这个函数非常长,主要对内存超级块对象填充,在378-380行,得到根的索引节点,并将sb->s_root指向根的目录项对象, 然后调用ext3_setup_super将超级块写到磁盘上。

在填充超级块之后,在get_sb_bdev函数的第58行,调用simple_set_mnt将挂载点对象和超级块对象相关联,具体如下:

/*将安装点和超级块关联*/
int simple_set_mnt(struct vfsmount *mnt, struct super_block *sb)
{
	/*vfsmount对应的超级块指针*/
	mnt->mnt_sb = sb;
	/*安装点对应的根目录项*/
	mnt->mnt_root = dget(sb->s_root);
	return 0;
}

主要进行赋值操作,将安装点对象的mnt_sb指向超级块,安装点的根目录项对象mnt_root指向sb->s_root. 至此,挂载点已经完成了,超级块对象的创建,挂载点对象的创建,并且把超级块对象和挂载点对象关联起来了。

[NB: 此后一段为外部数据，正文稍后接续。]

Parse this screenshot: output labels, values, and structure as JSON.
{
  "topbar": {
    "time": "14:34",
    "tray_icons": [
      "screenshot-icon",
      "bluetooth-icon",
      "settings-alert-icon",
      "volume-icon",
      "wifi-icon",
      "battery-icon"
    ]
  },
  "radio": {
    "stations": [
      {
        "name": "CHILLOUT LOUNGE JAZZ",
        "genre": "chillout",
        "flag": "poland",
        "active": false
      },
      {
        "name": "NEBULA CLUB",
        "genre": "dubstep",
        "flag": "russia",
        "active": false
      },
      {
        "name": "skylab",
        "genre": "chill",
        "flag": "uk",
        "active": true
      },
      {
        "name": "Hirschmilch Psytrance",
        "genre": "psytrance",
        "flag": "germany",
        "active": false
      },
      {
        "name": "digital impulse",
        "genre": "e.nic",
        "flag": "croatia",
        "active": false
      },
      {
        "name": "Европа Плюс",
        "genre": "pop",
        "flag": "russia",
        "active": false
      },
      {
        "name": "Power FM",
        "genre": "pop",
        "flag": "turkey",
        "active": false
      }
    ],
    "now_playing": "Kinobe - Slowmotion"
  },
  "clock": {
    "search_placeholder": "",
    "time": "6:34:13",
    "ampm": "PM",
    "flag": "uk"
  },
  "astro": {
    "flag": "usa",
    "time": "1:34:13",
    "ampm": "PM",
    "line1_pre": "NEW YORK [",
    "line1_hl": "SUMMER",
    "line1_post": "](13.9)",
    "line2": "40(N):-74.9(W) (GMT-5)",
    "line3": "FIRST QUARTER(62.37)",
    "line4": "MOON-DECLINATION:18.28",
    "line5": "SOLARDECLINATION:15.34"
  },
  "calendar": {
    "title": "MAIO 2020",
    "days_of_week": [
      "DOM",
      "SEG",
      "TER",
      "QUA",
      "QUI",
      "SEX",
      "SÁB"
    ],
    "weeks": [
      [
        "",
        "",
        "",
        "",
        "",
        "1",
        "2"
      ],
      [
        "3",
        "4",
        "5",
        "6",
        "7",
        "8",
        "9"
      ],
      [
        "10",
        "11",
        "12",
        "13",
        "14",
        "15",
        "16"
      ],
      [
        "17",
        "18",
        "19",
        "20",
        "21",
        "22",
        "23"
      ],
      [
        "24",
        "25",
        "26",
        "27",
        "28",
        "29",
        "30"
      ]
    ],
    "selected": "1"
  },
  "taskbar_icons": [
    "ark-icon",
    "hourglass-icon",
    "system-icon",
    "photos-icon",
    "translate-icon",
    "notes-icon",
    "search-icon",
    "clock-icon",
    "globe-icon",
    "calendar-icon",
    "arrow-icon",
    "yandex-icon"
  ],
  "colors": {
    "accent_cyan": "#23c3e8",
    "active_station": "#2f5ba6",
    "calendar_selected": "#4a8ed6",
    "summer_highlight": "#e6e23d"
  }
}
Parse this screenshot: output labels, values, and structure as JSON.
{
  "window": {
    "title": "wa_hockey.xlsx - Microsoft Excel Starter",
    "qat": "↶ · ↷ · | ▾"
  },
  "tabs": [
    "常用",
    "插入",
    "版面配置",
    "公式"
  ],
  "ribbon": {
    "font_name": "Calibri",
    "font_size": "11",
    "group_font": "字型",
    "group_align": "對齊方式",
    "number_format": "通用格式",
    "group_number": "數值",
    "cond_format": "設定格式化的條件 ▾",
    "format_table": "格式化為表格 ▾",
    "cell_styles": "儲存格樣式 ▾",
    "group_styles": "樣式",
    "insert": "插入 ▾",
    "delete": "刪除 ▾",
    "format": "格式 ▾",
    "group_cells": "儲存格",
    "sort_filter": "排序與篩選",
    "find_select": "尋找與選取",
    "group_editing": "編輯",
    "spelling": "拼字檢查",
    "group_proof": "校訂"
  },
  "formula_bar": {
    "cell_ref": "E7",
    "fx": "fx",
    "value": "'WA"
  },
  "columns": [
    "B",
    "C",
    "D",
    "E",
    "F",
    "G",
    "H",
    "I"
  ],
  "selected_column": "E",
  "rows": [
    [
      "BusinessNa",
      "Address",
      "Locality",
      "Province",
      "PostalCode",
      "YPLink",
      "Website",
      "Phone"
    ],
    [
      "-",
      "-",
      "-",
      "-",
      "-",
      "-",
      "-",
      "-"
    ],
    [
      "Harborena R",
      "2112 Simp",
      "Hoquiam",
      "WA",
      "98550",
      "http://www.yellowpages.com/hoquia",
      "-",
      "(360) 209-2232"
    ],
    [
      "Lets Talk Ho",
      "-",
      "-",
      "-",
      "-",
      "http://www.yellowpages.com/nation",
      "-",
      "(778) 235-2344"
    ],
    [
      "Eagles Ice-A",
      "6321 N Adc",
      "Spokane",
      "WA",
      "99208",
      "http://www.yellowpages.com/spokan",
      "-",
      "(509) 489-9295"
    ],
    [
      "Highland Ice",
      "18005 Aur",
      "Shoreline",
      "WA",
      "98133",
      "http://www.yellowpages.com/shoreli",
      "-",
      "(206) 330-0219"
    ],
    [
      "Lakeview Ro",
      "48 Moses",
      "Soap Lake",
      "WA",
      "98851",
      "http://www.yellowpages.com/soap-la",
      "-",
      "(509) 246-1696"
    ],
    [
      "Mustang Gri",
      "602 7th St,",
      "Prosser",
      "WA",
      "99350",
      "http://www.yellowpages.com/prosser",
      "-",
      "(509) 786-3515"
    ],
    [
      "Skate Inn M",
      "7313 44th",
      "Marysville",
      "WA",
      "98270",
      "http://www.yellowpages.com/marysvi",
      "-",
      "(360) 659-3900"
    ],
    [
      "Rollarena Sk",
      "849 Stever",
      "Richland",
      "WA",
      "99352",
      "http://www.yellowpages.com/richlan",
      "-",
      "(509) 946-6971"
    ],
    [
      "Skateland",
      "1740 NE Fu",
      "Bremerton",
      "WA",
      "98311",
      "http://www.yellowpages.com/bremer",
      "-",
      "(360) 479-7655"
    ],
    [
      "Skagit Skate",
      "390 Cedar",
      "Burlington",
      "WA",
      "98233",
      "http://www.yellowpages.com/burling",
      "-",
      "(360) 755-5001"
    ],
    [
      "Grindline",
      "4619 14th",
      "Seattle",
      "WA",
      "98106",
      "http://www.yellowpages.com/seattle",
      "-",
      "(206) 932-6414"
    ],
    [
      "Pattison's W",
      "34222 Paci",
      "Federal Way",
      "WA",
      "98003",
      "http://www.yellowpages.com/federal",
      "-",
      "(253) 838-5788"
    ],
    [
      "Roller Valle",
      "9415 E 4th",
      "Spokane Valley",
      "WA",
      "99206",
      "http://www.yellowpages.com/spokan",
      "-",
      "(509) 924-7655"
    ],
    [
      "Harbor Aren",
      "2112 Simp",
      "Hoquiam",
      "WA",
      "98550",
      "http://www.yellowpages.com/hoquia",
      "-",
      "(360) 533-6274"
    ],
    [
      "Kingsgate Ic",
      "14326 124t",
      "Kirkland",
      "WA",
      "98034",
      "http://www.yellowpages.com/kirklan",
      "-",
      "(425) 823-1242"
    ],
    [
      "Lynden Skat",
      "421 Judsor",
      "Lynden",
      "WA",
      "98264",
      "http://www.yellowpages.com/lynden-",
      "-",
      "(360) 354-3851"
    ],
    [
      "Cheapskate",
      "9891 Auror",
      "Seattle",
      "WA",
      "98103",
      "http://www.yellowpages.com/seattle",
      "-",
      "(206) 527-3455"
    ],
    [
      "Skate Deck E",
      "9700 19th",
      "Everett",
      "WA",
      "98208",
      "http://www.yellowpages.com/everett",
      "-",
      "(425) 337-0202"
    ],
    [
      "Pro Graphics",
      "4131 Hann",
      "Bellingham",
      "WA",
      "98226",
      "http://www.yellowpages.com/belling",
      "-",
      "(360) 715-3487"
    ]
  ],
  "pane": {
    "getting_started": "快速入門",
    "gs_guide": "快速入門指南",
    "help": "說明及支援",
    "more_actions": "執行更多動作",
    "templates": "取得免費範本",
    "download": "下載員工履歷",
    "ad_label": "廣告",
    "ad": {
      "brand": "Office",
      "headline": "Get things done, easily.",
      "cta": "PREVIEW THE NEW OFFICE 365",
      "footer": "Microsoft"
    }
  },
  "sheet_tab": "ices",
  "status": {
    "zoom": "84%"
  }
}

回到vfs_kern_mount函数,第42行和第43行,设置挂载点的目录项对象和父挂载点。在以后的do_add_mount函数会重新设置。当vfs_kern_mount函数返回时,do_kern_mount也就返回了。接下来,在do_new_mount函数中继续调用do_add_mount函数,将挂载点对象加入到mount tree,具体实现如下:

/*  将vfsmount对象加入到命名空间的安装树
 * add a mount into a namespace's mount tree
 * - provide the option of adding the new mount to an expiration list
 */
/**
传入参数:
newmnt-新的安装点对象
nd-包含了分量的目录项对象和安装点对象
mnt_flags-安装标志
fslist-过期链表
**/
int do_add_mount(struct vfsmount *newmnt, struct nameidata *nd,
		 int mnt_flags, struct list_head *fslist)
{
	int err;
	/*得到写信号量*/
	down_write(&namespace_sem);
	/* Something was mounted here while we slept */
	while (d_mountpoint(nd->dentry) && follow_down(&nd->mnt, &nd->dentry))
		;
	err = -EINVAL;
	if (!check_mnt(nd->mnt))
		goto unlock;

	/* Refuse the same filesystem on the same mount point 将同一个文件系统两次安装在同一个安装点,就是已经挂载了 */
	err = -EBUSY;
	/*超级块相同,并且目录项对象相同,也就是同一文件系统挂载到相同的目录下,没有实际意义*/
	if (nd->mnt->mnt_sb == newmnt->mnt_sb &&
	    nd->mnt->mnt_root == nd->dentry)
		goto unlock;
	err = -EINVAL;
	/*如果安装点是一个符号链接*/
	if (S_ISLNK(newmnt->mnt_root->d_inode->i_mode))
		goto unlock;
	/*安装标志*/
	newmnt->mnt_flags = mnt_flags;
	/*将新的安装点插入到namespace list对象,hash表和父安装点的子链表中*/
	if ((err = graft_tree(newmnt, nd)))
		goto unlock;
	/*加入过期链表*/
	if (fslist) {
		/* add to the specified expiration list */
		spin_lock(&vfsmount_lock);
		list_add_tail(&newmnt->mnt_expire, fslist);
		spin_unlock(&vfsmount_lock);
	}
	up_write(&namespace_sem);
	return 0;

unlock:
	up_write(&namespace_sem);
	mntput(newmnt);
	return err;
}

第28行,nd->mnt->mnt_sb==newmnt->mnt_sb表示超级块相同,代表同一个文件系统。nd->mnt->mnt_root==nd->dentry表示安装在同一目录。即将同一个文件系统两将安装在同一个目录,则返回,没有什么实际意义。第36行,设置挂载点标志,调用graft_tree函数。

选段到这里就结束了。